3. Feminism can be a misunderstood social movement, but students reflected most on how its power comes from its collective spirit, organizing, and action. Relatedly, student shared the critique of commodity feminism, which reduces the movement’s politics to an individual identity for consumers to acquire through the marketplace, particularly via tote bags, T-shirts, and mugs emblazoned with feel-good feminist phrases. Students also pondered the possibilities and limits of social media for feminist action. They appreciated learning about hashtag activism, as well as the nuances of particular hashtags like #blackgirlmagic, especially as they read from Julia S. Jordan-Zachery and Duchess Harris’s Black Girl Magic Beyond the Hashtag: Twenty-First-Century Acts of Self-Definition.

2. Disability studies added another rich dimension to students’ understanding of identity and social systems and structures of oppression. They were lucky to learn from fellow University of Tulsa Professor Jan Wilson and to read from her new book, Becoming Disabled: Forging a Disability View of the World. The point that disability is not a tragedy resonated with many students thinking on these issues for the first time.

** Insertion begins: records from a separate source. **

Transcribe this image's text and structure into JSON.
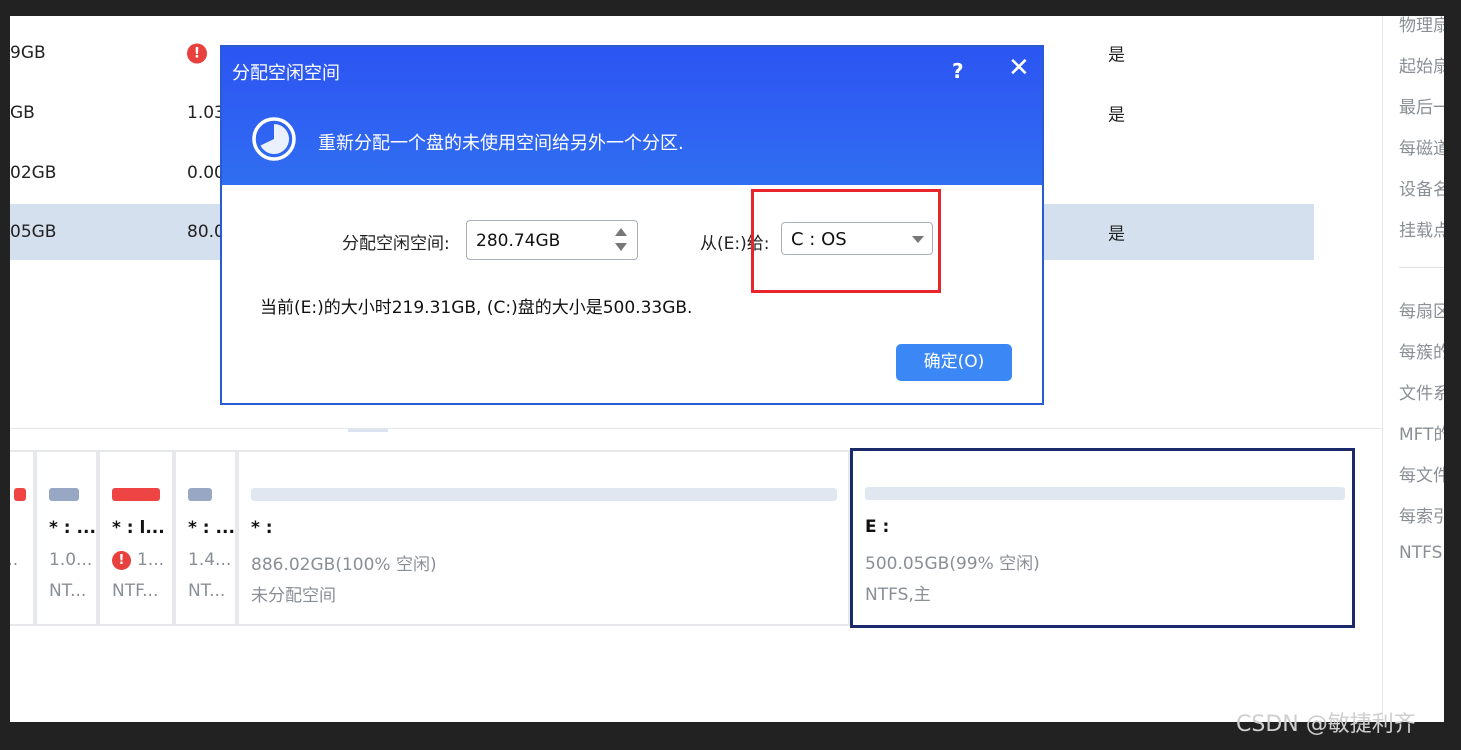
{
  "table": {
    "rows": [
      {
        "size": "9GB",
        "used": "",
        "used_warning": true,
        "flag": "是"
      },
      {
        "size": "GB",
        "used": "1.03",
        "used_warning": false,
        "flag": "是"
      },
      {
        "size": "02GB",
        "used": "0.00",
        "used_warning": false,
        "flag": ""
      },
      {
        "size": "05GB",
        "used": "80.0",
        "used_warning": false,
        "flag": "是",
        "selected": true
      }
    ]
  },
  "sidebar": {
    "items": [
      "物理扇",
      "起始扇",
      "最后一",
      "每磁道",
      "设备名",
      "挂载点",
      "每扇区",
      "每簇的",
      "文件系",
      "MFT的",
      "每文件",
      "每索引",
      "NTFS"
    ]
  },
  "disk_map": {
    "partitions": [
      {
        "name": "",
        "line1": "...",
        "line2": "",
        "bar_color": "red",
        "warning": false
      },
      {
        "name": "* : ...",
        "line1": "1.0...",
        "line2": "NT...",
        "bar_color": "gray",
        "warning": false
      },
      {
        "name": "* : l...",
        "line1": "1...",
        "line2": "NTF...",
        "bar_color": "red",
        "warning": true
      },
      {
        "name": "* : ...",
        "line1": "1.4...",
        "line2": "NT...",
        "bar_color": "gray",
        "warning": false
      },
      {
        "name": "* :",
        "line1": "886.02GB(100% 空闲)",
        "line2": "未分配空间",
        "bar_color": "light",
        "warning": false
      },
      {
        "name": "E :",
        "line1": "500.05GB(99% 空闲)",
        "line2": "NTFS,主",
        "bar_color": "light",
        "warning": false,
        "selected": true
      }
    ]
  },
  "dialog": {
    "title": "分配空闲空间",
    "help_icon": "?",
    "close_icon": "✕",
    "description": "重新分配一个盘的未使用空间给另外一个分区.",
    "alloc_label": "分配空闲空间:",
    "alloc_value": "280.74GB",
    "from_label": "从(E:)给:",
    "target_value": "C : OS",
    "info": "当前(E:)的大小时219.31GB, (C:)盘的大小是500.33GB.",
    "ok_label": "确定(O)",
    "accent_color": "#2f5ff2",
    "highlight_color": "#e8252a"
  },
  "watermark": "CSDN @敏捷利齐"
}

1. Given our course’s focus on media, women’s representation in film and TV stood out for nearly all students. Many of their lists noted tools they found useful for analyzing gender in media, especially classics like the Bechdel Test (and ways to push it further) and the male gaze, as well more recent theorization of the female and queer gaze. We also considered how TV has represented (and misrepresented) abortion on screen. Students also enjoyed our course assignment in which they analyzed media of their choice (a TV show, film, commercial, celebrity, video game, and so on) using their newly learned feminist media concepts, an experience that will hopefully lend insight to their media lives going forward.

In Closing

It felt a heavy and important responsibility to teach this course in the fall of 2022, just months after the Supreme Court overturned Roe v. Wade. My students came from a wide variety of backgrounds, and they came to class every week with open hearts and minds to learn the history of this field, its theories and tools, its commitment to action and community, so to consider how we might make a more just, inclusive, and joyful society for all. I’m grateful to have learned and journeyed with them, and glad that the course resonated with them. This post’s image is a screenshot from one of my student’s Instagram Stories. It feels pretty special to have our class (willingly and lovingly!) become part of my students’ lives, digital and otherwise.

Top 10 Listicle Assignment Prompt

First, consult our course-long reading schedule. Then, compose your own top 10 list of the most important ideas and concepts from this semester for the study of Women’s and Gender Studies and to you, as a thinker and a person. Note that your list must be equally weighted between content from part 1 and part 2 of our course.

Once you’ve brainstormed your list, rank them from 10 to 1, with 1 as the most important in your assessment and to you.

Give each item a number and a clear and snappy title.

Then write a short (50-100) word description for each item. It should include a summary of the idea or concept along with a defense for 1) why it is important to the study of Women’s and Gender Studies and 2) why it is important to you. You don’t need to include citations, but your list must reference our course readings and big ideas in specific ways. Overall, your item descriptions should be concise, clear, persuasive, and conceptually- and grammatically-correct.

During our finals period, we’ll each share our top rankings, continuing to share from our lists until all of our points have been recorded into our collective class list.